Quick recap: because of the Steve Nash trade way back when, the Lakers will only get their first round pick if it falls in the top 3 (currently a 55.8% chance of happening). If it does, they keep their pick for this year AND in 2019, while their 2018 first rounder goes to Philadelphia. This outcome allows an ecstatic Magic Johnson to acquire a potential superstar (most likely Lonzo Ball, Markelle Fultz, or Josh Jackson) to build the team around, and also retain their pick in another loaded class in 2019.
On the opposite end of the spectrum, there’s also a strong possibility that they fall outside of the top 3. In this case, their 2017 pick goes to Philadelphia AND their 2019 pick goes to Orlando as a result of the Dwight Howard trade. They will get their 2018 first rounder, but thus far, the 2018 class projects to be quite underwhelming compared to the other two drafts surrounding it.
So, what do the Lakers do if the latter takes place?
For one, it makes the jobs of Magic and new GM Rob Pelinka more difficult since they’ll have nothing to show for this terrible season. The franchise has been on a mission for a new superstar since Kobe retired, and this series of events won’t make that any easier.
With most of the top-tier free agents expected to re-sign with their current teams, LA isn’t likely to land that marquee player in 2017. Their best course of action is to wait for Paul George to hit free agency the following summer. Around the trade deadline, he allegedly told a reporter that he’s “hell-bent” on joining the Lakers and, if that were actually the case, he’d be the only star to express that level of interest in a long time.
As long as he doesn’t get traded to a rival team like the Celtics, George should be the team’s top target heading into the summer of 2018. However, before they can sign him, LA needs enough cap space to offer him a max contract, which starts at roughly $30 million in the first year. According to NBC Sports, the projected salary cap figure for the 2018-2019 seasons now sits at $103 million as a result of the newly renegotiated CBA.
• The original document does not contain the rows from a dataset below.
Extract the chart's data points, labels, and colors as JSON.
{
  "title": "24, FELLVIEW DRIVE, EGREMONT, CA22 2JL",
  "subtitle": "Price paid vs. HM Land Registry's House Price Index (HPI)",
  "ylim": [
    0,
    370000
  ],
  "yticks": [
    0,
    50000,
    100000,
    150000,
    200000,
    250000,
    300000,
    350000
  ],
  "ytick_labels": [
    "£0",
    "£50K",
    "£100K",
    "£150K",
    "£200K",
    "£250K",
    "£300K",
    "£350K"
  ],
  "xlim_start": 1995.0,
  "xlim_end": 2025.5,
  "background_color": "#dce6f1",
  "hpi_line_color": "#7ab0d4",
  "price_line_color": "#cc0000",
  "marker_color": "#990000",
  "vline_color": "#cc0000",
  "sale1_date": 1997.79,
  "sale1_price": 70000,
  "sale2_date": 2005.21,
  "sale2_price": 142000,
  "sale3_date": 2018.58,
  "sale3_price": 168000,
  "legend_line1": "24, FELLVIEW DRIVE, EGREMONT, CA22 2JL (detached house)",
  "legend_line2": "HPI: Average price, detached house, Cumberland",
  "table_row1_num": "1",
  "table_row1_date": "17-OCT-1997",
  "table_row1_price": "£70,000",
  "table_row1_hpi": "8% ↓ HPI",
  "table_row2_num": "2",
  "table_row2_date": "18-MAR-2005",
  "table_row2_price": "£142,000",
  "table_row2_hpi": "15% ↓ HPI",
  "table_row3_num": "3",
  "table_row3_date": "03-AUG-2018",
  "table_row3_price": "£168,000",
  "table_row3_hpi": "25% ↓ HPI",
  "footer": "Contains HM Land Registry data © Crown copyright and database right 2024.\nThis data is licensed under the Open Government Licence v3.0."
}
If they don’t add any new salary, the Lakers would have close to $40 million in cap space in 2018. However, that number doesn’t include the salary of their first round pick from either 2017 or 2018. It also doesn’t factor in Julius Randle’s pending free agency in 2018, as he’ll have a cap hold worth $12.48 million to work around. That means they’ll either be forced to re-sign him to a new contract before free agency, keep that cap hold on the books and hope that he doesn’t sign an offer sheet from another team, or let him walk. It’ll be tricky to maneuver through this, but luckily, they still have some time to make that decision.
Meanwhile, the objective of this summer should be avoiding multi-year contracts that will further complicate their sticky cap situation. The Lakers need to target players looking to rejuvenate their deteriorated value through one-year deals. Potential options could include Tyreke Evans, Rudy Gay, Ben McLemore, Michael Carter-Williams, and Trey Burke. Regardless of how mundane these names are, the summer of 2017 will be deemed a success as long as they don’t add future salary after next season.
It will be imperative that the team stays frugal with its cap situation, regardless of what happens with their draft pick. Even if George decides not to come, it still provides the team with flexibility to add a star with the extra cap space, either via free agency or trades. The future won’t look as bright for the Lakers if they lose their pick this season in a talented draft, but they still have a chance to expedite the rebuilding process if they learn from their recent mistakes.